Arriving early, I took a seat toward the back of the room and set up my laptop, content to stalk social media until the professor arrived. Around me, the few students in the room were talking about parties that had happened the night before.
My phone beeped, and I hurried to turn off the sound before checking the most recent message from Ryan.
Go to YouTube and look up Nachbar von Hund angegriffen.
Is that German? I sent back before typing in exactly what he’d texted.
Yes. The video is just a few hours old and already going viral.
I made sure to turn off my speakers then pulled up the video. It started with a shot of a backyard from an upper window. After a moment, the back door of the neighboring building opened. A man stepped out with a gun. I watched him fire twice prior to something rushing at him and knocking him down. Before the camera could focus, the thing attacking the man darted away. I covered my mouth with my hand as the shaking camera stayed on the fallen man. Spots of crimson grew on his shirt and pants.

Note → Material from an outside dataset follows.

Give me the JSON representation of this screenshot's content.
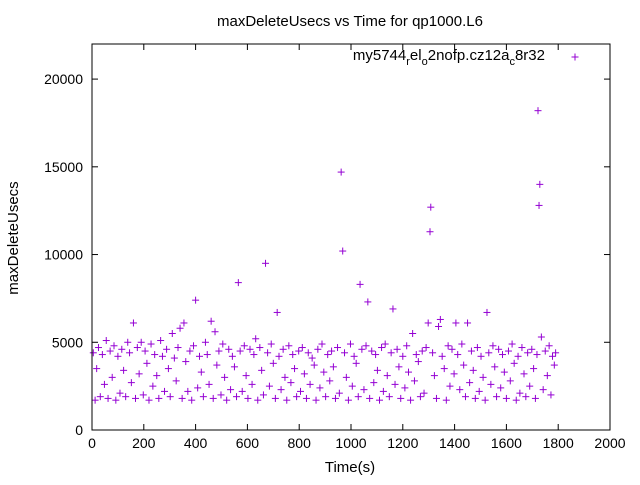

The man jerked, and I watched as he continued to spasm then stilled. The video had several seconds left to it. I was half tempted to turn on the volume to see if I was missing anything when the man slowly got to his feet. As soon as he did, he looked straight at the camera. The video stopped there, leaving me staring into his eyes. Something about them sent a shiver of fear through me.